Monero has become increasingly attractive to users in recent times. Especially the mixing process, which should disguise the transactions, promised more anonymity. However, researchers have now discovered a security hole that corrupts the mixing process. The vulnerability in Monero allows us to find out at what time the amount of cryptocurrency changed hands.
The basic idea behind Bitcoin and other cryptocurrencies is to offer a decentralized payment system. A way to electronically transfer money without having to pay money to banks or other institutions. In addition, it should ideally be anonymous, transparent and secure – for all involved. Especially for users in the dark web, these options are attractive and last but not least again and again for negative headlines around crypto currencies. However, as the leading cryptocurrency Bitcoin struggled more and more with the question of scaling and the anonymity status was not always secure, other crypto currencies soon moved into the twilight of the non-public. With a stronger focus on security and anonymity, Monero wanted to compete with Bitcoin. But the cryptocurrency is a bit shaky now.

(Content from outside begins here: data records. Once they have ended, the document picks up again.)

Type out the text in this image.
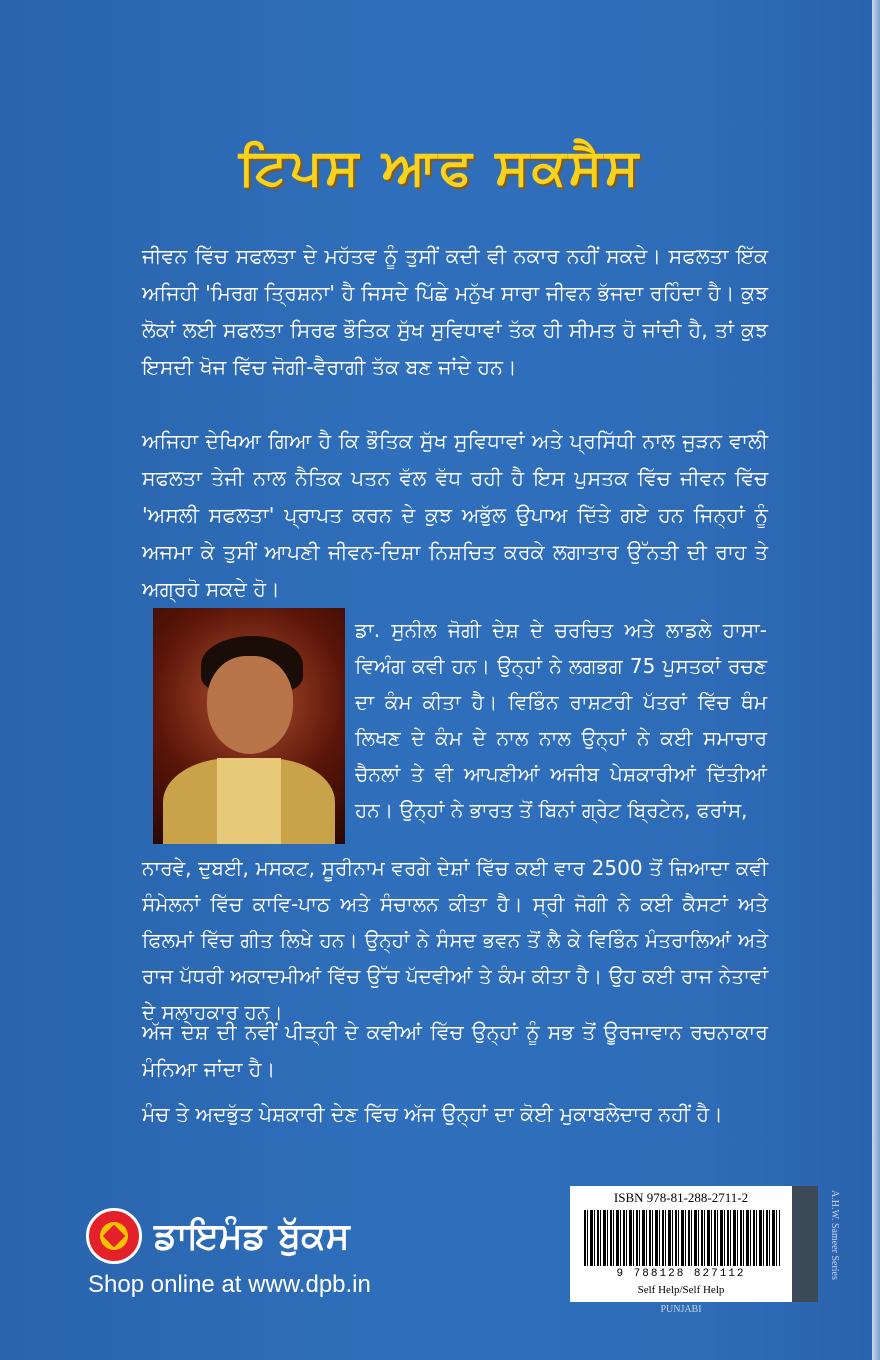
ਟਿਪਸ ਆਫ ਸਕਸੈਸ

ਜੀਵਨ ਵਿੱਚ ਸਫਲਤਾ ਦੇ ਮਹੱਤਵ ਨੂੰ ਤੁਸੀਂ ਕਦੀ ਵੀ ਨਕਾਰ ਨਹੀਂ ਸਕਦੇ। ਸਫਲਤਾ ਇੱਕ ਅਜਿਹੀ 'ਮਿਰਗ ਤ੍ਰਿਸ਼ਨਾ' ਹੈ ਜਿਸਦੇ ਪਿੱਛੇ ਮਨੁੱਖ ਸਾਰਾ ਜੀਵਨ ਭੱਜਦਾ ਰਹਿੰਦਾ ਹੈ। ਕੁਝ ਲੋਕਾਂ ਲਈ ਸਫਲਤਾ ਸਿਰਫ ਭੌਤਿਕ ਸੁੱਖ ਸੁਵਿਧਾਵਾਂ ਤੱਕ ਹੀ ਸੀਮਤ ਹੋ ਜਾਂਦੀ ਹੈ, ਤਾਂ ਕੁਝ ਇਸਦੀ ਖੋਜ ਵਿੱਚ ਜੋਗੀ-ਵੈਰਾਗੀ ਤੱਕ ਬਣ ਜਾਂਦੇ ਹਨ।

ਅਜਿਹਾ ਦੇਖਿਆ ਗਿਆ ਹੈ ਕਿ ਭੌਤਿਕ ਸੁੱਖ ਸੁਵਿਧਾਵਾਂ ਅਤੇ ਪ੍ਰਸਿੱਧੀ ਨਾਲ ਜੁੜਨ ਵਾਲੀ ਸਫਲਤਾ ਤੇਜੀ ਨਾਲ ਨੈਤਿਕ ਪਤਨ ਵੱਲ ਵੱਧ ਰਹੀ ਹੈ ਇਸ ਪੁਸਤਕ ਵਿੱਚ ਜੀਵਨ ਵਿੱਚ 'ਅਸਲੀ ਸਫਲਤਾ' ਪ੍ਰਾਪਤ ਕਰਨ ਦੇ ਕੁਝ ਅਭੁੱਲ ਉਪਾਅ ਦਿੱਤੇ ਗਏ ਹਨ ਜਿਨ੍ਹਾਂ ਨੂੰ ਅਜਮਾ ਕੇ ਤੁਸੀਂ ਆਪਣੀ ਜੀਵਨ-ਦਿਸ਼ਾ ਨਿਸ਼ਚਿਤ ਕਰਕੇ ਲਗਾਤਾਰ ਉੱਨਤੀ ਦੀ ਰਾਹ ਤੇ ਅਗ੍ਰਹੋ ਸਕਦੇ ਹੋ।

ਡਾ. ਸੁਨੀਲ ਜੋਗੀ ਦੇਸ਼ ਦੇ ਚਰਚਿਤ ਅਤੇ ਲਾਡਲੇ ਹਾਸਾ-ਵਿਅੰਗ ਕਵੀ ਹਨ। ਉਨ੍ਹਾਂ ਨੇ ਲਗਭਗ 75 ਪੁਸਤਕਾਂ ਰਚਣ ਦਾ ਕੰਮ ਕੀਤਾ ਹੈ। ਵਿਭਿੰਨ ਰਾਸ਼ਟਰੀ ਪੱਤਰਾਂ ਵਿੱਚ ਥੰਮ ਲਿਖਣ ਦੇ ਕੰਮ ਦੇ ਨਾਲ ਨਾਲ ਉਨ੍ਹਾਂ ਨੇ ਕਈ ਸਮਾਚਾਰ ਚੈਨਲਾਂ ਤੇ ਵੀ ਆਪਣੀਆਂ ਅਜੀਬ ਪੇਸ਼ਕਾਰੀਆਂ ਦਿੱਤੀਆਂ ਹਨ। ਉਨ੍ਹਾਂ ਨੇ ਭਾਰਤ ਤੋਂ ਬਿਨਾਂ ਗ੍ਰੇਟ ਬ੍ਰਿਟੇਨ, ਫਰਾਂਸ,

ਨਾਰਵੇ, ਦੁਬਈ, ਮਸਕਟ, ਸੂਰੀਨਾਮ ਵਰਗੇ ਦੇਸ਼ਾਂ ਵਿੱਚ ਕਈ ਵਾਰ 2500 ਤੋਂ ਜ਼ਿਆਦਾ ਕਵੀ ਸੰਮੇਲਨਾਂ ਵਿੱਚ ਕਾਵਿ-ਪਾਠ ਅਤੇ ਸੰਚਾਲਨ ਕੀਤਾ ਹੈ। ਸ੍ਰੀ ਜੋਗੀ ਨੇ ਕਈ ਕੈਸਟਾਂ ਅਤੇ ਫਿਲਮਾਂ ਵਿੱਚ ਗੀਤ ਲਿਖੇ ਹਨ। ਉਨ੍ਹਾਂ ਨੇ ਸੰਸਦ ਭਵਨ ਤੋਂ ਲੈ ਕੇ ਵਿਭਿੰਨ ਮੰਤਰਾਲਿਆਂ ਅਤੇ ਰਾਜ ਪੱਧਰੀ ਅਕਾਦਮੀਆਂ ਵਿੱਚ ਉੱਚ ਪੱਦਵੀਆਂ ਤੇ ਕੰਮ ਕੀਤਾ ਹੈ। ਉਹ ਕਈ ਰਾਜ ਨੇਤਾਵਾਂ ਦੇ ਸਲਾਹਕਾਰ ਹਨ।

ਅੱਜ ਦੇਸ਼ ਦੀ ਨਵੀਂ ਪੀੜ੍ਹੀ ਦੇ ਕਵੀਆਂ ਵਿੱਚ ਉਨ੍ਹਾਂ ਨੂੰ ਸਭ ਤੋਂ ਊਰਜਾਵਾਨ ਰਚਨਾਕਾਰ ਮੰਨਿਆ ਜਾਂਦਾ ਹੈ।

ਮੰਚ ਤੇ ਅਦਭੁੱਤ ਪੇਸ਼ਕਾਰੀ ਦੇਣ ਵਿੱਚ ਅੱਜ ਉਨ੍ਹਾਂ ਦਾ ਕੋਈ ਮੁਕਾਬਲੇਦਾਰ ਨਹੀਂ ਹੈ।

ਡਾਇਮੰਡ ਬੁੱਕਸ
Shop online at www.dpb.in
ISBN 978-81-288-2711-2
9 788128 827112
Self Help/Self Help
PUNJABI
A.H.W. Sameer Series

Vulnerabilities in the Monero mixer
A research team from various universities found vulnerabilities in the system of Monero. So the mixing process is apparently not completely safe. However, this is an integral part of Moneros. In doing so, the actually issued coins are mixed with other transactions to conceal the process. However, as the research team found out now, 62% of these transactions can be decrypted by analysis. It is therefore possible for outsiders to understand details of transactions. With a timing analysis, it is also possible to track 90% of the transactions to the exact time. Since the entire transaction history of Monero is stored in the blockchain, this can lead to significant problems.
In their paper, the researchers are now making three proposals to address the problem. So they first propose a modification of the sampling process. Furthermore, one should not mix publicly aedonymized transactions in the mix processes. Finally, Monero users should be warned about the current security holes.